Coming in to fill the void are mobile biometrics, which scan fingerprints or retinas or faces to quickly and securely determine user identity. The platform already gained traction with last year’s thumbprint-enabled Apple Pay system, and is predicted to secure 65 percent of all mobile commerce transactions by 2020. This holiday season, expect the trend to catch on even more: Samsung just confirmed that they’ll be including fingerprint scanners on future smartphones, and are continuing to expand their Samsung Pay ecosystem. For the password-forgetters among us, the changes can’t come soon enough.
I, Retail Robot
Robots will probably rule the world someday, but for now, they make for surprisingly competent retail employees. This holiday season has seen the birth of new customer service robots like Best Buy’s “Chloe” and Orchard Supply Hardware’s “OSHbot”—which are helping customers with everything from item finding to inventory management. Let’s just hope the people making these things have a firm understanding of Asimov’s three laws.

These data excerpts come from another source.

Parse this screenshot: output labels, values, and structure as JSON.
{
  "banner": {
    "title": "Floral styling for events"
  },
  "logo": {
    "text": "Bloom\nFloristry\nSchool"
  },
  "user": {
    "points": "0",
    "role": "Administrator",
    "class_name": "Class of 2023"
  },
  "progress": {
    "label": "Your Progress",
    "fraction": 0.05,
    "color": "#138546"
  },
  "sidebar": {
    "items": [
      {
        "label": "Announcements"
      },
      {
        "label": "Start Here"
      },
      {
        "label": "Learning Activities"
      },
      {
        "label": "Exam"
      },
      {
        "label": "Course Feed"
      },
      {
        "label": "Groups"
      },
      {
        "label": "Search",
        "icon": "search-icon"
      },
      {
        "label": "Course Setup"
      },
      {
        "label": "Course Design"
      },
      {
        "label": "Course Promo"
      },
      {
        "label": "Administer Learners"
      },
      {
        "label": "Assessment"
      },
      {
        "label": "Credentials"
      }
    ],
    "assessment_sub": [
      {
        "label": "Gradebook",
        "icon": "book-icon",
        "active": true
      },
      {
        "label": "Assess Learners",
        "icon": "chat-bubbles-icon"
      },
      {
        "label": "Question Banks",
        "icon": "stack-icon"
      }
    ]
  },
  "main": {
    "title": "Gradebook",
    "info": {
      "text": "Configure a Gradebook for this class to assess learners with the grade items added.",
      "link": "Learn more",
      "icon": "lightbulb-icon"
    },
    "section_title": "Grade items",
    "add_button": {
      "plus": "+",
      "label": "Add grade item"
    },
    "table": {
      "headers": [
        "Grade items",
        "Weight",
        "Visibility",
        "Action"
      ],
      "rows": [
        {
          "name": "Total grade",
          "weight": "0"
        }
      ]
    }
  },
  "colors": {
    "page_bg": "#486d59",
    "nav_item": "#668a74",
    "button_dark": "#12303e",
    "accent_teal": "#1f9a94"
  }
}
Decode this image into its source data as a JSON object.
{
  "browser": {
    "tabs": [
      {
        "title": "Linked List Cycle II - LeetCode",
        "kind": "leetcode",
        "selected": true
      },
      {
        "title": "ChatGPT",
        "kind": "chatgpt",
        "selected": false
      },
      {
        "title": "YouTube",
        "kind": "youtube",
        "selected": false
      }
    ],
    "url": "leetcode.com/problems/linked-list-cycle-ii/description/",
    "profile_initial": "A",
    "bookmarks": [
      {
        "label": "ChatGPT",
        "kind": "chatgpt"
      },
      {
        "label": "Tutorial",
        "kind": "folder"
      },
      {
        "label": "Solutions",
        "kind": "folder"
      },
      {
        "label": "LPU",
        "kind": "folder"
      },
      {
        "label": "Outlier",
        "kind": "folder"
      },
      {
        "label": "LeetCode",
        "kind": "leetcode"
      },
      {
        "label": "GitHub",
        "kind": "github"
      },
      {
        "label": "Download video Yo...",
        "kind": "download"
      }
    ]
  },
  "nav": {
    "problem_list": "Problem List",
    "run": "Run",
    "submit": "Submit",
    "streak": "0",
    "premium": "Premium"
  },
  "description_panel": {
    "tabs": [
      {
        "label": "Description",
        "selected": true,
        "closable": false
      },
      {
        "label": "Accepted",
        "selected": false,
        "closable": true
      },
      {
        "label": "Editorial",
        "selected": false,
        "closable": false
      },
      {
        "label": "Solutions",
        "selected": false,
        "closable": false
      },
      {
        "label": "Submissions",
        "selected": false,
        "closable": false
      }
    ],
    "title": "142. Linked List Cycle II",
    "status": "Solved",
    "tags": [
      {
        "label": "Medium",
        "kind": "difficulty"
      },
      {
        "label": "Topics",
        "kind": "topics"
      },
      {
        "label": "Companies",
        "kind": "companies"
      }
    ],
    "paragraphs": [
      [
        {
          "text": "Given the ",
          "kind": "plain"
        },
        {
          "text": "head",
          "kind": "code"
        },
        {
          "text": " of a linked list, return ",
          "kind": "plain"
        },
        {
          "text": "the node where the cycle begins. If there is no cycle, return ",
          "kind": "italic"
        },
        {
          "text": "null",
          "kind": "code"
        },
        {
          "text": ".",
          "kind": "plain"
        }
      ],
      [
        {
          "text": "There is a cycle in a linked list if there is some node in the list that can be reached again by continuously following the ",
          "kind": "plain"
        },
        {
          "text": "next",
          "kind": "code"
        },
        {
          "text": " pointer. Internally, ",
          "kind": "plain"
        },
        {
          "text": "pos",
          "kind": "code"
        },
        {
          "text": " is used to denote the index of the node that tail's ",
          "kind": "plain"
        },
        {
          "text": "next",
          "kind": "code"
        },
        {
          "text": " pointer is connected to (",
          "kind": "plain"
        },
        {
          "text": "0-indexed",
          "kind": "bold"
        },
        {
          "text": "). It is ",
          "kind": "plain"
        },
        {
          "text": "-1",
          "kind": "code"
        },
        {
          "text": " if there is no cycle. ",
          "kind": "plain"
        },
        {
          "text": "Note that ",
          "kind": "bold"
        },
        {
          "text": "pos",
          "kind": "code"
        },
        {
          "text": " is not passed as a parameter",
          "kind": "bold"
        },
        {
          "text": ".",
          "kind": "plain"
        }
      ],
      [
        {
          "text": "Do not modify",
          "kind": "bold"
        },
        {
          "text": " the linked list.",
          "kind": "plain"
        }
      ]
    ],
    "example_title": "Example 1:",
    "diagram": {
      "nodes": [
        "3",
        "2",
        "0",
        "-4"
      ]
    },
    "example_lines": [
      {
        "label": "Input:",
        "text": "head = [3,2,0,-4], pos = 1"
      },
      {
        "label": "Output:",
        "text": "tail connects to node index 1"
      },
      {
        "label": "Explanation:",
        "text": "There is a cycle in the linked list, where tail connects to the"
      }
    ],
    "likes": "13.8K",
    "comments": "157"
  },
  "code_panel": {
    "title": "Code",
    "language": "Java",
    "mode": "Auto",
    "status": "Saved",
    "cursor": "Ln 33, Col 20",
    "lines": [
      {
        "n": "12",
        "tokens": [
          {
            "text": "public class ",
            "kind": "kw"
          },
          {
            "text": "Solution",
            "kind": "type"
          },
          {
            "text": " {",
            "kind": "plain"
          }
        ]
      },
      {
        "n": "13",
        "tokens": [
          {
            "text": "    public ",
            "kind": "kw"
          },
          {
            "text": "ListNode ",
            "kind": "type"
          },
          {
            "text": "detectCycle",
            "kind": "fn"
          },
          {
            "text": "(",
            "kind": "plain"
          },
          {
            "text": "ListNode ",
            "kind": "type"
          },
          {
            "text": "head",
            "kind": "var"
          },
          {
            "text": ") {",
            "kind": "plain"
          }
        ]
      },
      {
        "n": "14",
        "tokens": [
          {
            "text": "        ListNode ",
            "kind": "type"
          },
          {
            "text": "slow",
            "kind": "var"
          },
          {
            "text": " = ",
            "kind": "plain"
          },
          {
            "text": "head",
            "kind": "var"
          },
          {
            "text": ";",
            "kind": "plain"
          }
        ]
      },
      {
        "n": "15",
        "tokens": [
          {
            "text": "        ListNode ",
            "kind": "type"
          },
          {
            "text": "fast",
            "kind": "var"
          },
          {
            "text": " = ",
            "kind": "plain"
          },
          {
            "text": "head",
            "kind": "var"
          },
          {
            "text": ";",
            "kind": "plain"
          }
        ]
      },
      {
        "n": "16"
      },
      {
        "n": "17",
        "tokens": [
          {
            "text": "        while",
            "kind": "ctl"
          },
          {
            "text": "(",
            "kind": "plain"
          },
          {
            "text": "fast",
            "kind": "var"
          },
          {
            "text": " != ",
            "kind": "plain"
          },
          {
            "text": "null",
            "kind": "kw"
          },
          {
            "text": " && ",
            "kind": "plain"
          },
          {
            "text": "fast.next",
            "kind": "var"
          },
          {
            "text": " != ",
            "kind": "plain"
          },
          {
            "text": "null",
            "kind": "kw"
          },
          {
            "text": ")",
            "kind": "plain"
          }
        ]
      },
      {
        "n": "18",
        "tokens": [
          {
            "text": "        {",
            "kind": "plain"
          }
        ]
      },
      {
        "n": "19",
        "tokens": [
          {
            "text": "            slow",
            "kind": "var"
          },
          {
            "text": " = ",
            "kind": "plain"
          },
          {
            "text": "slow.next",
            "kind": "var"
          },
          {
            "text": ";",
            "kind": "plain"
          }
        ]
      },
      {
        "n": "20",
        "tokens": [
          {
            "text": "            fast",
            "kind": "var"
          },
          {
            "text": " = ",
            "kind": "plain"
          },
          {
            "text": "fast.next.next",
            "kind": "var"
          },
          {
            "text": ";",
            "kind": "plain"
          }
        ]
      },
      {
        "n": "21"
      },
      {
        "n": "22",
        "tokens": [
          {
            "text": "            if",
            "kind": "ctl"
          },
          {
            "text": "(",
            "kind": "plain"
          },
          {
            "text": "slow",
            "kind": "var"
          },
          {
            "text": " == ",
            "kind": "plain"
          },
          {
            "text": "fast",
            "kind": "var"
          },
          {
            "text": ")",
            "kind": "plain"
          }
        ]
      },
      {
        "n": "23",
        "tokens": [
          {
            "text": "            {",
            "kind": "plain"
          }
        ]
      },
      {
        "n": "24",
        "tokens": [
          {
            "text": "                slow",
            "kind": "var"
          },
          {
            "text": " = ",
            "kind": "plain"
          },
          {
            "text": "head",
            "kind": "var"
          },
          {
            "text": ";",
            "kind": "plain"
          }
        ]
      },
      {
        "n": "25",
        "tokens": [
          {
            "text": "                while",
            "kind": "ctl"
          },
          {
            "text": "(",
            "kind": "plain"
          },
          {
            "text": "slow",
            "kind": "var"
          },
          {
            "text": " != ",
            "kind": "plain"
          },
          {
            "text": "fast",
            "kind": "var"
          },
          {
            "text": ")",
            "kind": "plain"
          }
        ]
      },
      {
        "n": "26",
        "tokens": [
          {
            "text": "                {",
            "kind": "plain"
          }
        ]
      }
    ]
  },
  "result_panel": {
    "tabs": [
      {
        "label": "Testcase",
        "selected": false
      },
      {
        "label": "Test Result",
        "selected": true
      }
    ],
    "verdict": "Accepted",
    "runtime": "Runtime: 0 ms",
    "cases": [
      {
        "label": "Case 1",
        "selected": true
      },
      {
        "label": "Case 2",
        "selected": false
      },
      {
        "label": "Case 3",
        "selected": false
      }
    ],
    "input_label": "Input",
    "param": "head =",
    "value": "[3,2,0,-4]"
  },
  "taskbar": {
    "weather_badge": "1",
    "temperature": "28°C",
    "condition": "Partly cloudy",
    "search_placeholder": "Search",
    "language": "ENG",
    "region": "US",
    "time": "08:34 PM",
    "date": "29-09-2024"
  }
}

Channeling the inner socialite
“Omni-channel” is a favorite retail buzzword, but it’s become a sort of catch-all shorthand for the quality of the customer engagement that every business strives for. The phrase is still gaining steam as shopping channels continue to expand. This holiday season, social media networks are building themselves up as channels of their own, with Pinterest, Twitter, Instagram, and Facebook all experimenting with “Buy” buttons that will allow shoppers to purchase directly from within the interface. Like your friend’s new sweater? Soon, you won’t even have to close Instagram to buy one of your own—it’ll look better on you anyway.
Brick-and-mortar… and digital
Although e-commerce websites might have the advantage when it comes to convenience, brick and mortar stores still win when it comes to experience. This holiday season, retailers are looking to make their physical locations even more enticing by leveraging digital technologies that’ll help them personalize their customer experiences.
From smart mirrors that help shoppers compare outfits at department stores like Neiman Marcus, to beacons that market to customers based on proximity to the store, these technologies are making shopping an easier, more enticing experience, while keeping all of its physical appeal intact.
Geolocation, geolocation, geolocation
As it turns out, where you are plays a critical role in determining what you buy. This holiday season, retailers like Walgreens and Macy’s are testing out new geolocation technologies that give customers promotions tailored to their location, quick looks at products in their proximity, and the ability to better navigate their retail surroundings. The tech is lucrative not just because it gives more insight into shopper trends by location, but because it makes the experience more convenient for the consumer as well.
Along with the rest of this year’s big retail tech inventions, geolocation will work best in the retail environment when it makes the customer experience simpler, more relevant, and more delightful.